Keep PAXIL and all medicines out of the reach of children.
General information about PAXIL
Medicines are sometimes prescribed for purposes other than those listed in a Medication Guide. Do not use PAXIL for a condition for which it was not prescribed. Do not give PAXIL to other people, even if they have the same condition. It may harm them.
This Medication Guide summarizes the most important information about PAXIL. If you would like more information, talk with your healthcare provider. You may ask your healthcare provider or pharmacist for information about PAXIL that is written for healthcare professionals.
For more information about PAXIL call 1-800-706-5575.
What are the ingredients in PAXIL?
Active ingredient: paroxetine hydrochloride
Inactive ingredients in tablets: dibasic calcium phosphate dihydrate, hypromellose, magnesium stearate, polyethylene glycols, polysorbate 80, sodium starch glycolate, titanium dioxide, and 1 or more of the following: D&C Red No. 30 aluminum lake, D&C Yellow No. 10 aluminum lake, FD&C Blue No. 2 aluminum lake, FD&C Yellow No. 6 aluminum lake.
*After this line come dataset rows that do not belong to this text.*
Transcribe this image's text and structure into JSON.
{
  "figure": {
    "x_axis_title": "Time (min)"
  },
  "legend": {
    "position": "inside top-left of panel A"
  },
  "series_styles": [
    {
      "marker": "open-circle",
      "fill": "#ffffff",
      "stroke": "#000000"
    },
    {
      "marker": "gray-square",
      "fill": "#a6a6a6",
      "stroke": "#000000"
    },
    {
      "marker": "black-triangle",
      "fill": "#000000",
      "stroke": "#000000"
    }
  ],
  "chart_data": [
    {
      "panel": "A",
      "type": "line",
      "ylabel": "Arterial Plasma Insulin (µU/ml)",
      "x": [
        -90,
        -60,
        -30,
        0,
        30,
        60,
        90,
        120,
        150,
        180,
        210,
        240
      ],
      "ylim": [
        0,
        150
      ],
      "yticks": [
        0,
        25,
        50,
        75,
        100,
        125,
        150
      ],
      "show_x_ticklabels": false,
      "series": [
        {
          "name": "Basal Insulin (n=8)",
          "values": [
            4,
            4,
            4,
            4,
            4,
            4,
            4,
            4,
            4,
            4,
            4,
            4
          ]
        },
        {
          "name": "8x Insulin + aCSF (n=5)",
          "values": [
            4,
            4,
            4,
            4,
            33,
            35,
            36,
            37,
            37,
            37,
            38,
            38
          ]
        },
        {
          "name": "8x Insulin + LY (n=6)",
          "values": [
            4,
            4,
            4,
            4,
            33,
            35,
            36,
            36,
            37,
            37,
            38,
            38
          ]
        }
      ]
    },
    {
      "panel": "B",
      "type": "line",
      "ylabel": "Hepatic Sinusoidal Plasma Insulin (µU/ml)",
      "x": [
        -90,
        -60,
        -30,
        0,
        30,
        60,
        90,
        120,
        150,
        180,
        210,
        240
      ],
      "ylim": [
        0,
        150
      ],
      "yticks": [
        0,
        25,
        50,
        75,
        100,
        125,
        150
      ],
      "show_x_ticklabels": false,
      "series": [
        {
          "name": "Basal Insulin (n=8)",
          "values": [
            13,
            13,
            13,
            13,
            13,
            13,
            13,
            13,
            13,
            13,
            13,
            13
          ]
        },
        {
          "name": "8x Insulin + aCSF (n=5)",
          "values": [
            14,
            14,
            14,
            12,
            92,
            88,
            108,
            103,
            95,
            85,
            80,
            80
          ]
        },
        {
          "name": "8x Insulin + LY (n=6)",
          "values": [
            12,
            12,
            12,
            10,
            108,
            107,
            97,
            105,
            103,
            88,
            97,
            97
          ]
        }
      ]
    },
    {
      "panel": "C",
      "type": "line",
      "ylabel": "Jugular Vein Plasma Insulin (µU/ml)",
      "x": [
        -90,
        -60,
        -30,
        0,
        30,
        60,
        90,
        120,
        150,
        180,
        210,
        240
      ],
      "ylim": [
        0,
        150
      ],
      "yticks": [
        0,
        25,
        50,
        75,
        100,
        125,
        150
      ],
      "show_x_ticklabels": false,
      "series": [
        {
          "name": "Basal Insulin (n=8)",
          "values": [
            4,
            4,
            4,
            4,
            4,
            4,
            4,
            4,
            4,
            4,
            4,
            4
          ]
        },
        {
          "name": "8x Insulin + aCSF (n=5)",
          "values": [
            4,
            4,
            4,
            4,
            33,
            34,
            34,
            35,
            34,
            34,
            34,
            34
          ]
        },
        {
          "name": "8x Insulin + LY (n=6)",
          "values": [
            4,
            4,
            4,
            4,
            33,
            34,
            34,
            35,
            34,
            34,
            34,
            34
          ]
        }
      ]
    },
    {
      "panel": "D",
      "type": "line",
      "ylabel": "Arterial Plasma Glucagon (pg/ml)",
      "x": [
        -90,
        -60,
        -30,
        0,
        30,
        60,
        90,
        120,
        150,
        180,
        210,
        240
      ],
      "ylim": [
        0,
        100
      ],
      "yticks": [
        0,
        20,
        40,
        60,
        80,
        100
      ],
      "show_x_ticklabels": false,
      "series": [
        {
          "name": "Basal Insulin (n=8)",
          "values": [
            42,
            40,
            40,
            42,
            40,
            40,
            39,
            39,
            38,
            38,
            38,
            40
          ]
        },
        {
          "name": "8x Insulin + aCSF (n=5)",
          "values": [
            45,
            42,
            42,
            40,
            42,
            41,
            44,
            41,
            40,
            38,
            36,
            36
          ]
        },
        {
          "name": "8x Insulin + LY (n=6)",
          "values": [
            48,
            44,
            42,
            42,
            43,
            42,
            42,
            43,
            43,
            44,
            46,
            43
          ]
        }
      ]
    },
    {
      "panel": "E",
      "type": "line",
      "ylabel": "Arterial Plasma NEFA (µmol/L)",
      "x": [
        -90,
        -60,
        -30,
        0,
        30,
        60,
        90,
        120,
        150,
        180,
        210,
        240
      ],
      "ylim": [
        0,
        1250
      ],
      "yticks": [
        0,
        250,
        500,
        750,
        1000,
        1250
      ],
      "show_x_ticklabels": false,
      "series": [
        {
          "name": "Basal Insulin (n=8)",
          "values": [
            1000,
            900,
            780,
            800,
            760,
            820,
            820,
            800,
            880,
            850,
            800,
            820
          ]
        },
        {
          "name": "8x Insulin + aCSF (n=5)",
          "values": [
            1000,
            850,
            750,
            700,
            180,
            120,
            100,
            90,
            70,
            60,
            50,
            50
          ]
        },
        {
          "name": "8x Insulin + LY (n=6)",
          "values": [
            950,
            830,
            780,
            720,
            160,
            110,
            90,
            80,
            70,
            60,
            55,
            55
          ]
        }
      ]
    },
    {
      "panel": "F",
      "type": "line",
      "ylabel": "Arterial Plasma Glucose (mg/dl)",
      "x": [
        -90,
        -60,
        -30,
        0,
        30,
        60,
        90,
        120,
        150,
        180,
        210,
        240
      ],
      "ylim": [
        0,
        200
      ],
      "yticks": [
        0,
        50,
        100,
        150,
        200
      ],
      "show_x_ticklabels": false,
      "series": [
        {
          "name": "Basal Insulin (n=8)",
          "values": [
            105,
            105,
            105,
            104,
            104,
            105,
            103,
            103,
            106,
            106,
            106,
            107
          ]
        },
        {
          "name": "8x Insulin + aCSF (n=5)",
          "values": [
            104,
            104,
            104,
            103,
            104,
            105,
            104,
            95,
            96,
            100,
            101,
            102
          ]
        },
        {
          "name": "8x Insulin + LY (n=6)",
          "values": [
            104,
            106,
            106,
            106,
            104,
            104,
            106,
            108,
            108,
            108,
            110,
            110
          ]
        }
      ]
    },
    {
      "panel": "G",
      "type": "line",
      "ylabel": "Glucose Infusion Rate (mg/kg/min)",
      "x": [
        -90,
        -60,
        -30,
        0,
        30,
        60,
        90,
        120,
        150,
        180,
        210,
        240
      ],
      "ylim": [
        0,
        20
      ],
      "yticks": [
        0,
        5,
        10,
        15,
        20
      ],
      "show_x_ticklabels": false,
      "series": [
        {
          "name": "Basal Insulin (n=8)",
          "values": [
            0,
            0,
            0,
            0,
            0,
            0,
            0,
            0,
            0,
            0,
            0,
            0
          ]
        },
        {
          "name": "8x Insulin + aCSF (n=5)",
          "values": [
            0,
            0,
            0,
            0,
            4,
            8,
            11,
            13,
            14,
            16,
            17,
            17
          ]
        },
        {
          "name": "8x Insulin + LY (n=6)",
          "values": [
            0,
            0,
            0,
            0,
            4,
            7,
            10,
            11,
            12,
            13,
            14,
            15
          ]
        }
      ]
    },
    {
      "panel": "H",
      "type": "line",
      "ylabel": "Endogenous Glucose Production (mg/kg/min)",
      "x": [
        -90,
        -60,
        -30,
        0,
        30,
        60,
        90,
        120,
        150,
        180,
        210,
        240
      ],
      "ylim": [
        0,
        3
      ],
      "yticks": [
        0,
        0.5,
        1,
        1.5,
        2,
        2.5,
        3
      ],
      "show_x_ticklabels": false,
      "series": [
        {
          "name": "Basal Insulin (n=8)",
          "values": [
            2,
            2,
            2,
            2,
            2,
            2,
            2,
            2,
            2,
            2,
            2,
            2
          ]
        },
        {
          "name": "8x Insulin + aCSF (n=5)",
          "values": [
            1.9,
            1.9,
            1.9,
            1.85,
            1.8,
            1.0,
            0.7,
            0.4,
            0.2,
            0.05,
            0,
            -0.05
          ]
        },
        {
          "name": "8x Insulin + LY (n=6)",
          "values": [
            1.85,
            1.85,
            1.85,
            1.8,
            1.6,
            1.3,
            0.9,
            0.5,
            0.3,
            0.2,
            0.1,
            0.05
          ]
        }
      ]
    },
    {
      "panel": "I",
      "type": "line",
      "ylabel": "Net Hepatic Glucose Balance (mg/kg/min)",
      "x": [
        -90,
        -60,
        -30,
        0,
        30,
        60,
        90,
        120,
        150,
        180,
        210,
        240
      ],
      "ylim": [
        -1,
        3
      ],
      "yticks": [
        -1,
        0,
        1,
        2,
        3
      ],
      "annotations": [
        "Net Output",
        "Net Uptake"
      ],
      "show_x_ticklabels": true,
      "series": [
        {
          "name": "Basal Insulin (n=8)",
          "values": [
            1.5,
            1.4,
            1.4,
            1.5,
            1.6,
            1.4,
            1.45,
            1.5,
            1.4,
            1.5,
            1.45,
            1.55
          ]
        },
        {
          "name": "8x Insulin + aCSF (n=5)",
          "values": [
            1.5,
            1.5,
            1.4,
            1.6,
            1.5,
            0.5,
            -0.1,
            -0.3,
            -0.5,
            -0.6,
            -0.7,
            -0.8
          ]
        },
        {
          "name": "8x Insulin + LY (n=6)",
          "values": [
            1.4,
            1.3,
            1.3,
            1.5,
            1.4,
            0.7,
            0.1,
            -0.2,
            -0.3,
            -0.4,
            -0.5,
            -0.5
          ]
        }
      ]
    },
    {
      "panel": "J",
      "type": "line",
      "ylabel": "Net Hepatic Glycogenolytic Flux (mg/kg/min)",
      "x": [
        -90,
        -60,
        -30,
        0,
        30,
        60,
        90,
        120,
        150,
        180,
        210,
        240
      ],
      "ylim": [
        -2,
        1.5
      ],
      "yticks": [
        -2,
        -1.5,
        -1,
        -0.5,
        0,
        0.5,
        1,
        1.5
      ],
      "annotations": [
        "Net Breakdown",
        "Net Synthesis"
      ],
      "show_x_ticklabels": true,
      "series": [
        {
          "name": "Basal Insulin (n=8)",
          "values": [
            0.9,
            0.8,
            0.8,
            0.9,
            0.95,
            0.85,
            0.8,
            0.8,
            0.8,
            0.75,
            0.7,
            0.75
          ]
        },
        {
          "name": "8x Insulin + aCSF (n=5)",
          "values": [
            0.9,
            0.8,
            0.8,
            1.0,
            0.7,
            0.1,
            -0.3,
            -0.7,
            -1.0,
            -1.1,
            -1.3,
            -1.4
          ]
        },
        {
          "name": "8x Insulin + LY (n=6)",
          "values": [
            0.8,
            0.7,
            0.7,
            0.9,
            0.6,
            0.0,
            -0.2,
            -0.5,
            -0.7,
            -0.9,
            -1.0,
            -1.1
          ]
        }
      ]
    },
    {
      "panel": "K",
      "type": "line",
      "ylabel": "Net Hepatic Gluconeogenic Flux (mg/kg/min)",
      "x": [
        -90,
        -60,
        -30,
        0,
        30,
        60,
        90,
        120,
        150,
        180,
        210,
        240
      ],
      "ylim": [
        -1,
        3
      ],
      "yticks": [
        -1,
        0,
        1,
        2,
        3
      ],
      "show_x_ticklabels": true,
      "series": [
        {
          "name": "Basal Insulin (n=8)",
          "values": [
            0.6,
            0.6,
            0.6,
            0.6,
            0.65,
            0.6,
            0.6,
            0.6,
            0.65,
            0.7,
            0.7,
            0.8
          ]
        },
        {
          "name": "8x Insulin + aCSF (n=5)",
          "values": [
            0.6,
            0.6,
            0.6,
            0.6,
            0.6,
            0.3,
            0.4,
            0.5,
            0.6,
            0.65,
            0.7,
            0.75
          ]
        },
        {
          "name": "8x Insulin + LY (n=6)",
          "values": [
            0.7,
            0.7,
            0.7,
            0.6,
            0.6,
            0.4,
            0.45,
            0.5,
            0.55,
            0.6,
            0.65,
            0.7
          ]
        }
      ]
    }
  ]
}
Inactive ingredients in suspension for oral administration: polacrilin potassium, microcrystalline cellulose, propylene glycol, glycerin, sorbitol, methylparaben, propylparaben, sodium citrate dihydrate, citric acid anhydrous, sodium saccharin, flavorings, FD&C Yellow No. 6 aluminum lake, and simethicone emulsion, USP.
PAXIL and PAXIL CR are registered trademarks of GlaxoSmithKline.
This Medication Guide has been approved by the U.S. Food and Drug Administration.